On our way back from Kansas City to Denver, we stopped at the Day’s Inn in Hays, Kansas. The next morning I ventured out into a frigid park just behind the hotel strip to look for birds, but instead I found a restoration project.
Watershed Restoration and Protection Strategies (WRAPS) was designed to keep excess sediment and nutrients like nitrogen and phosphorus out of the Big Creek Middle Smoky Hill River Watersheds. (Whew! What a mouthful.) Those watersheds drain into the Kanopolis Reservoir, which provides drinking water for the area. Excess nutrients can cause algal blooms in reservoirs, affecting the quality of the water.

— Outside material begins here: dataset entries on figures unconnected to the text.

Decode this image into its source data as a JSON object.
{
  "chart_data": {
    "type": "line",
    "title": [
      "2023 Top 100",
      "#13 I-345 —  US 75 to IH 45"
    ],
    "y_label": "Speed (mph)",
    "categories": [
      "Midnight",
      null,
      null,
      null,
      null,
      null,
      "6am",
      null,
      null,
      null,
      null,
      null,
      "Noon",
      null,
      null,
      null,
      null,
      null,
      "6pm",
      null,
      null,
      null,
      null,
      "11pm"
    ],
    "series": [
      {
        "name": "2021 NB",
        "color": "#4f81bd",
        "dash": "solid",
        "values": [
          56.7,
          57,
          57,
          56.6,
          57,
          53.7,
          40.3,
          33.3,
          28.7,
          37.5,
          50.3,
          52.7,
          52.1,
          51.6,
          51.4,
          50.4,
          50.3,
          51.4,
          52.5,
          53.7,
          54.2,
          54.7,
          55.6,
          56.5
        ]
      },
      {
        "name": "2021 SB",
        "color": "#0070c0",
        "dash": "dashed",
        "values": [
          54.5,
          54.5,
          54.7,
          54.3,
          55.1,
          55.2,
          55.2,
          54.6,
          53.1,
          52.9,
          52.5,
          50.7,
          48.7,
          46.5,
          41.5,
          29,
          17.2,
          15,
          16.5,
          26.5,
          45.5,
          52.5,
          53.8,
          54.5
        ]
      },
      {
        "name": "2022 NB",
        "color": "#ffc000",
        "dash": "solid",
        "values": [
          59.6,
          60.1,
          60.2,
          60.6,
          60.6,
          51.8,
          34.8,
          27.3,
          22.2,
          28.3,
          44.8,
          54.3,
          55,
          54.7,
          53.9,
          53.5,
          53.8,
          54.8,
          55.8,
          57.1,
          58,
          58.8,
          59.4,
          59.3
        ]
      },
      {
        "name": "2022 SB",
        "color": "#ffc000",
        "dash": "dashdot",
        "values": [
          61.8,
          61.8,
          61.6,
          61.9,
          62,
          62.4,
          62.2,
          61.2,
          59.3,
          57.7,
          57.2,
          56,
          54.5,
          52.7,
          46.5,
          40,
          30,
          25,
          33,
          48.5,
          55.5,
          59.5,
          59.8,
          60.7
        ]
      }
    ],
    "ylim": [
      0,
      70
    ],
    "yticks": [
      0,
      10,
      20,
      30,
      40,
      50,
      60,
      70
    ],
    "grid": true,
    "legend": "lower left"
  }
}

As I walked around the park, jumping up and down on the snow-dusted duff under a tree festooned with thorns, I thought of Cherry Creek Reservoir in Denver and its ongoing problems with algal blooms. I can’t remember if the reservoir was closed during the summer of 2014, but it has been closed in the past because of poor water quality.

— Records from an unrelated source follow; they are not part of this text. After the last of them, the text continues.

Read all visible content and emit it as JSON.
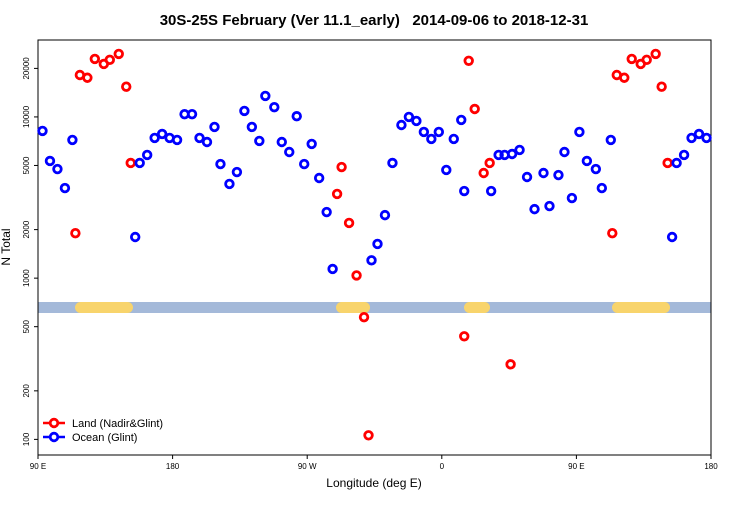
{
  "chart_data": {
    "type": "scatter",
    "title": "30S-25S February (Ver 11.1_early)   2014-09-06 to 2018-12-31",
    "x_label": "Longitude (deg E)",
    "y_label": "N Total",
    "xlim": [
      90,
      540
    ],
    "xticks": [
      {
        "value": 90,
        "label": "90 E"
      },
      {
        "value": 180,
        "label": "180"
      },
      {
        "value": 270,
        "label": "90 W"
      },
      {
        "value": 360,
        "label": "0"
      },
      {
        "value": 450,
        "label": "90 E"
      },
      {
        "value": 540,
        "label": "180"
      }
    ],
    "ylim": [
      80,
      30000
    ],
    "log_y": true,
    "yticks": [
      100,
      200,
      500,
      1000,
      2000,
      5000,
      10000,
      20000
    ],
    "legend": "bottomleft",
    "series": [
      {
        "name": "Land (Nadir&Glint)",
        "color": "#ff0000",
        "x": [
          115,
          118,
          123,
          128,
          134,
          138,
          144,
          149,
          152,
          290,
          293,
          298,
          303,
          308,
          311,
          375,
          378,
          382,
          388,
          392,
          406,
          474,
          477,
          482,
          487,
          493,
          497,
          503,
          507,
          511
        ],
        "values": [
          1900,
          18200,
          17500,
          22900,
          21300,
          22600,
          24600,
          15400,
          5180,
          3330,
          4890,
          2200,
          1040,
          573,
          106,
          436,
          22300,
          11200,
          4490,
          5180,
          292,
          1900,
          18200,
          17500,
          22900,
          21300,
          22600,
          24600,
          15400,
          5180
        ]
      },
      {
        "name": "Ocean (Glint)",
        "color": "#0000ff",
        "x": [
          93,
          98,
          103,
          108,
          113,
          155,
          158,
          163,
          168,
          173,
          178,
          183,
          188,
          193,
          198,
          203,
          208,
          212,
          218,
          223,
          228,
          233,
          238,
          242,
          248,
          253,
          258,
          263,
          268,
          273,
          278,
          283,
          287,
          313,
          317,
          322,
          327,
          333,
          338,
          343,
          348,
          353,
          358,
          363,
          368,
          373,
          375,
          393,
          398,
          402,
          407,
          412,
          417,
          422,
          428,
          432,
          438,
          442,
          447,
          452,
          457,
          463,
          467,
          473,
          514,
          517,
          522,
          527,
          532,
          537
        ],
        "values": [
          8190,
          5330,
          4750,
          3620,
          7200,
          1800,
          5180,
          5810,
          7410,
          7840,
          7410,
          7200,
          10400,
          10400,
          7410,
          6990,
          8670,
          5100,
          3840,
          4550,
          10900,
          8670,
          7100,
          13500,
          11500,
          6990,
          6060,
          10100,
          5100,
          6800,
          4180,
          2570,
          1140,
          1290,
          1630,
          2460,
          5180,
          8910,
          10000,
          9440,
          8070,
          7300,
          8070,
          4690,
          7300,
          9580,
          3470,
          3470,
          5810,
          5810,
          5890,
          6240,
          4240,
          2680,
          4490,
          2800,
          4360,
          6060,
          3140,
          8070,
          5330,
          4750,
          3620,
          7200,
          1800,
          5180,
          5810,
          7410,
          7840,
          7410
        ]
      }
    ]
  }
}
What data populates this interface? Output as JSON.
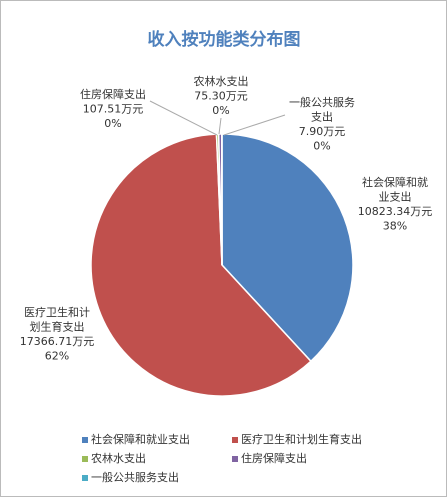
{
  "chart_data": {
    "type": "pie",
    "title": "收入按功能类分布图",
    "categories": [
      "社会保障和就业支出",
      "医疗卫生和计划生育支出",
      "农林水支出",
      "住房保障支出",
      "一般公共服务支出"
    ],
    "values": [
      10823.34,
      17366.71,
      75.3,
      107.51,
      7.9
    ],
    "value_labels": [
      "10823.34万元",
      "17366.71万元",
      "75.30万元",
      "107.51万元",
      "7.90万元"
    ],
    "percent_labels": [
      "38%",
      "62%",
      "0%",
      "0%",
      "0%"
    ],
    "colors": [
      "#4f81bd",
      "#c0504d",
      "#9bbb59",
      "#8064a2",
      "#4bacc6"
    ],
    "legend": "bottom"
  }
}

The solution? To create a “grassed waterway.” (Enlarge the photo and look under “For Agricultural Producers.”) The grasses slow the passage of water, giving the sediments and nutrients time to drop out of the stream and be absorbed by the plants. By the time the water reaches the reservoir, it is cleaner.
Skyline Draw, as this particular ephemeral stream is named, did have a little water, but it was behind me as I took these pictures, near the edge of the park. Perhaps in spring it is full.

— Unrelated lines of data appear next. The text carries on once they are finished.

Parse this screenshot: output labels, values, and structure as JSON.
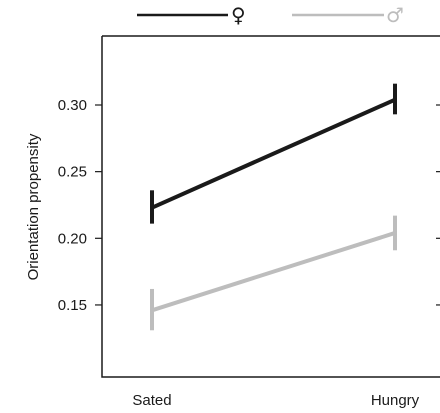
{
  "chart_data": {
    "type": "line",
    "categories": [
      "Sated",
      "Hungry"
    ],
    "ylabel": "Orientation propensity",
    "xlabel": "",
    "ylim": [
      0.1,
      0.36
    ],
    "yticks": [
      "0.15",
      "0.20",
      "0.25",
      "0.30"
    ],
    "grid": false,
    "legend_position": "top",
    "series": [
      {
        "name": "♀",
        "color": "#1a1a1a",
        "values": [
          0.223,
          0.304
        ],
        "error_low": [
          0.211,
          0.293
        ],
        "error_high": [
          0.236,
          0.316
        ]
      },
      {
        "name": "♂",
        "color": "#bdbdbd",
        "values": [
          0.146,
          0.204
        ],
        "error_low": [
          0.131,
          0.191
        ],
        "error_high": [
          0.162,
          0.217
        ]
      }
    ]
  }
}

As I walked around the park, listening to the murder of crows and the starlings whistling and watching a man play frisbee with his dog, I thought of walking along the draw and trying to find more of these signs. But it was too cold, and few birds were there to distract me from my frozen fingers. I’ll leave you with this sign for homeowners, which offers good advice for reducing water pollution, no matter where you live.
Really interesting. It is encouraging that nature does find away to heal human mistakes when permitted to, or better, when encouraged to.
And we need to do a lot of encouraging.